In spring 2006, ALKC initiated a pilot program intended to foster adult learning projects around knowledge exchange and network-building. In response to ALKC’s national Call for Projects, 16 community-based projects were able to conduct knowledge exchange action activities and events in communities across Canada. With this Call for Projects, ALKC chose to focus on small and innovative adult learning initiatives. The projects, which received grants ranging from $1,800 to $5,000, created opportunities for new partnerships between researchers and practitioners.
The symposium provided ALKC with an opportunity to showcase six exemplary projects. Below are brief descriptions of the showcased projects:
Ideas into Action presented a one-day workshop, designed to enhance proposal
development skills, in order to build research capacity within the networks and
sectors of adult literacy providers in Ontario. The workshop information will be
shared with other organizations across Canada.
Organization: Ontario Association of Adult & Continuing Education School Board
Administrators (CESBA), Iroquois, Ontario
Contact person: Brenda King
Aboriginal Literacy Database Development Project contacted Aboriginal literacy
programs across Canada, to seek their permission to include material related to their
programs (program descriptions, curriculum materials, best practices, etc.) on the
database of the National Indigenous Literacy Association. As well as providing
extremely valuable information, this project will facilitate the development of
partnerships among like-minded organizations.

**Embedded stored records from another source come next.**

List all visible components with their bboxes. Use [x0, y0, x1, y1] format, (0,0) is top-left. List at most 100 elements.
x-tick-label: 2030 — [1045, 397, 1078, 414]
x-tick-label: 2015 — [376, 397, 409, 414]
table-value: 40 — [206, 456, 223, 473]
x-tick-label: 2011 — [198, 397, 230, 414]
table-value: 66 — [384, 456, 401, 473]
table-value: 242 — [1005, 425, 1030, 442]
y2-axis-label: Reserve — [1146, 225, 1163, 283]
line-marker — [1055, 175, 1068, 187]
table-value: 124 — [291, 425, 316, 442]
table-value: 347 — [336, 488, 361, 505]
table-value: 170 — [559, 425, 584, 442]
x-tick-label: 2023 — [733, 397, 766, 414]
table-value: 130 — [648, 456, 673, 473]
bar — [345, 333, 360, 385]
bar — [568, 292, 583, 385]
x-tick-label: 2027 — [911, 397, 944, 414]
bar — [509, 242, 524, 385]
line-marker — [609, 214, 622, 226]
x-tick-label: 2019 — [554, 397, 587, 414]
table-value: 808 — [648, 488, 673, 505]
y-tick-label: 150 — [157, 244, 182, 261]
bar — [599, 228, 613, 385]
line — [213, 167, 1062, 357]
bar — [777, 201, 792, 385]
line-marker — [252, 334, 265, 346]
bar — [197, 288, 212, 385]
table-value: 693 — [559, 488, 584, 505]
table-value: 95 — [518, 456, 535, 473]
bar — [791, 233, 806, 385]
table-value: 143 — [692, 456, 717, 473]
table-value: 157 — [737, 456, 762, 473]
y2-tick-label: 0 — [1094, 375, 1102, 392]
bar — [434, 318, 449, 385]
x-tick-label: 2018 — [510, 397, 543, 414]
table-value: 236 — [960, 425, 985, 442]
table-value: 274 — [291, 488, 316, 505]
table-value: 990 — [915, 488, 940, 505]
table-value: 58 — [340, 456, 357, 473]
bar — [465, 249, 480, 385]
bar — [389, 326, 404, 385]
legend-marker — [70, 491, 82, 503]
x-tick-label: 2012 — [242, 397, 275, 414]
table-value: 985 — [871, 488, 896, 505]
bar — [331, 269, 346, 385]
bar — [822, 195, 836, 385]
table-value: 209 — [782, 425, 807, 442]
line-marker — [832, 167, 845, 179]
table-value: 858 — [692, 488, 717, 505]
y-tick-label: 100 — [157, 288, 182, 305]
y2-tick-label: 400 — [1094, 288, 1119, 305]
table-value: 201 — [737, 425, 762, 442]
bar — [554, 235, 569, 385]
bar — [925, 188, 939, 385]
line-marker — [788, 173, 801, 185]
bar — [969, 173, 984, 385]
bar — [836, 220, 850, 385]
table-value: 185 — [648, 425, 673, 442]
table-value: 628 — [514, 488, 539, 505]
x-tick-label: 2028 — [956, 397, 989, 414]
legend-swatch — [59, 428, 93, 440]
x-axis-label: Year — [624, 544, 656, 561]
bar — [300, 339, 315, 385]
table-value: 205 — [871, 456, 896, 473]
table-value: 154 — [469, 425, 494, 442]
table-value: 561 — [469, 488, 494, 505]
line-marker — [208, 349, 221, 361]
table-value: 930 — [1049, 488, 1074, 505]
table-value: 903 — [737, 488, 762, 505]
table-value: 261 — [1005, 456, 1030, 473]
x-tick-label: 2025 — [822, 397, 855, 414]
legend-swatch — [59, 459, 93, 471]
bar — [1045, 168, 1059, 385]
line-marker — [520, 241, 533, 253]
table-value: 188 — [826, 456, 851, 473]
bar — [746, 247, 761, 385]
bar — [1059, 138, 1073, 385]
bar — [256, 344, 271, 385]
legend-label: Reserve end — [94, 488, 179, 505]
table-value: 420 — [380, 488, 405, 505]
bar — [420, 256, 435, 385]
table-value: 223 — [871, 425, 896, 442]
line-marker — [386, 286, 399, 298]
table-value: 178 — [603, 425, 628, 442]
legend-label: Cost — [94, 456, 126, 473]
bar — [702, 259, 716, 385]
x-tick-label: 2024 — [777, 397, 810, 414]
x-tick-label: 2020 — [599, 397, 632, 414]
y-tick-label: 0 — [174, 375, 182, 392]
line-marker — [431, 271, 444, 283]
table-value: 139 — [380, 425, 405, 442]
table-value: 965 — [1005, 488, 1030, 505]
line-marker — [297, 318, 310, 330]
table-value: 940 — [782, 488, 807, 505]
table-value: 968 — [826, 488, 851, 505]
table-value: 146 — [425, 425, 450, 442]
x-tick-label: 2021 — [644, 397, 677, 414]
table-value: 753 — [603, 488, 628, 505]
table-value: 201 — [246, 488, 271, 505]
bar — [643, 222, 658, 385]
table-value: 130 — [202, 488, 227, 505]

Organization: National Indigenous Literacy Association, Winnipeg, Manitoba
Contact person: Doug Bartlett
Maintaining the Momentum offers a communication vehicle for literacy
practitioners and program coordinators to facilitate the sharing of ongoing research
activities and findings. The research groups were formed at a workshop in March
2006, which was designed to help diverse literacy groups develop action research
projects. Maintaining the Momentum has dedicated space in Literacy Nova Scotia’s
quarterly newsletter, an action research fact sheet, and a web forum.

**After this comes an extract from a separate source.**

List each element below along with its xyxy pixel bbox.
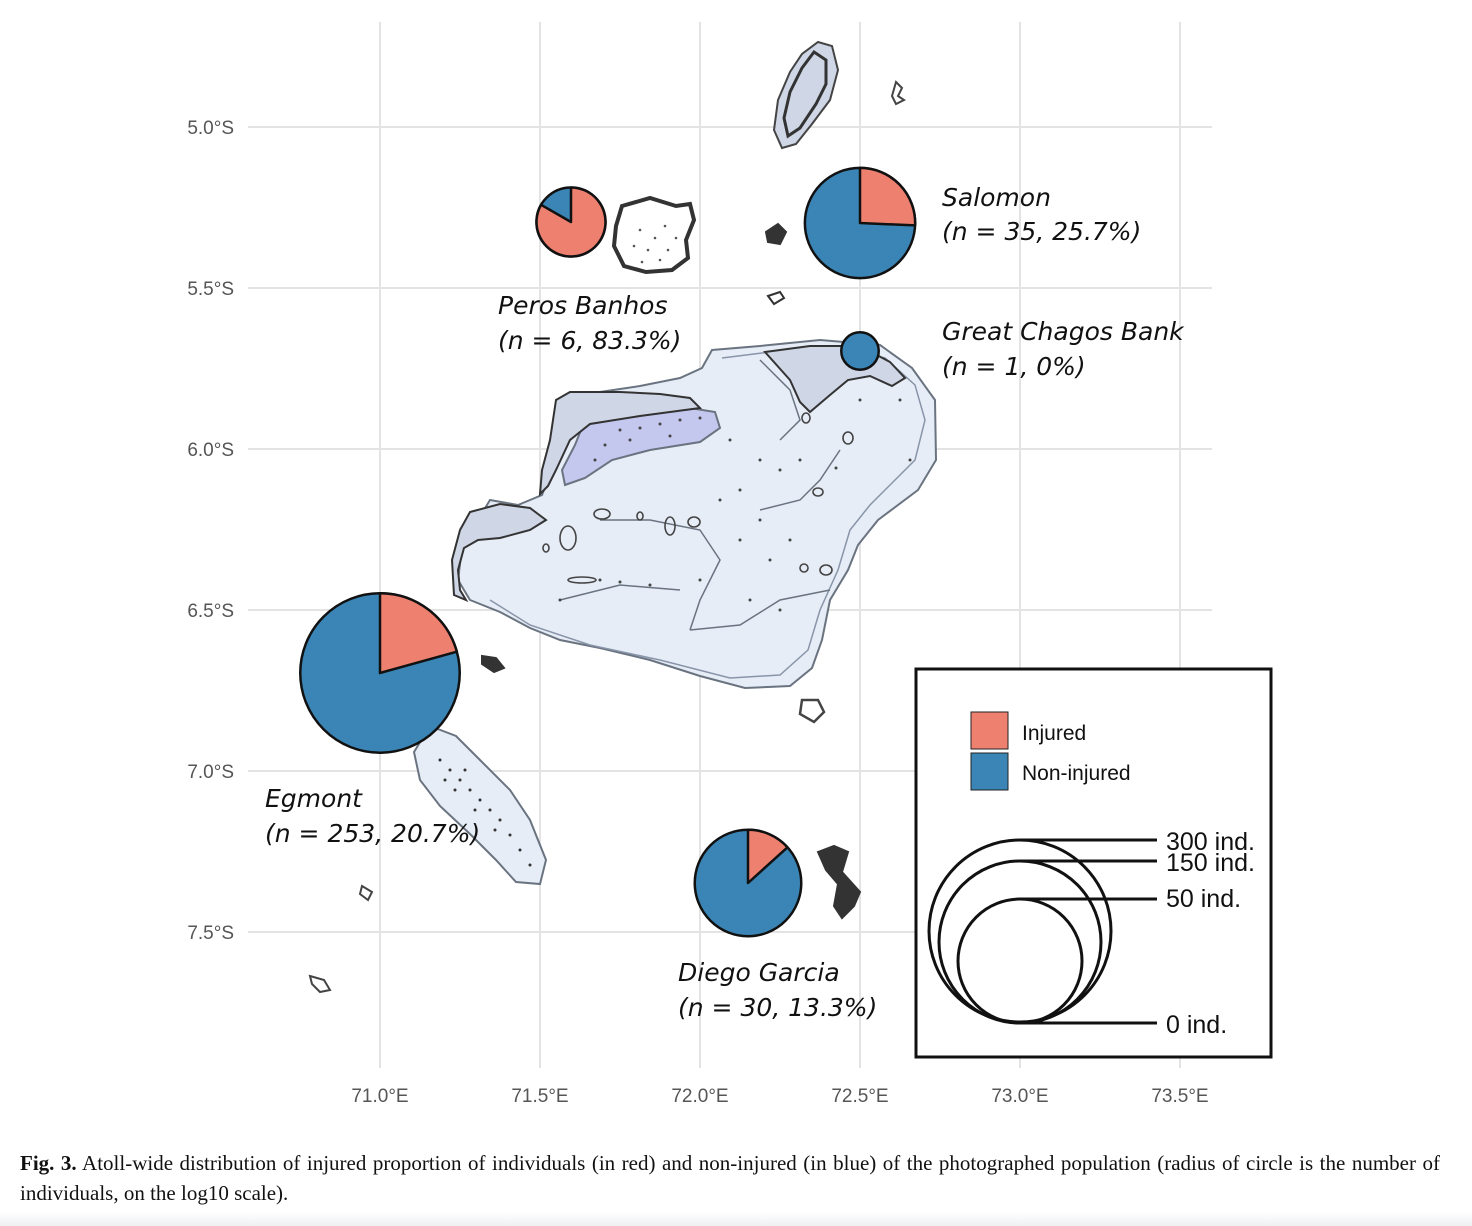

Organization: Literacy Nova Scotia, Truro, Nova Scotia
Contact person: Ann Marie Downie
Weaving a Web creates an interactive website on research into the impact of
violence on learning. It is well established that violence has a significant negative
effect on the ability to learn. The website is designed to provide a site for exchange
between researchers and practitioners, in order to enhance both the research and
practice of learning for learners who have experienced or are at-risk of violence.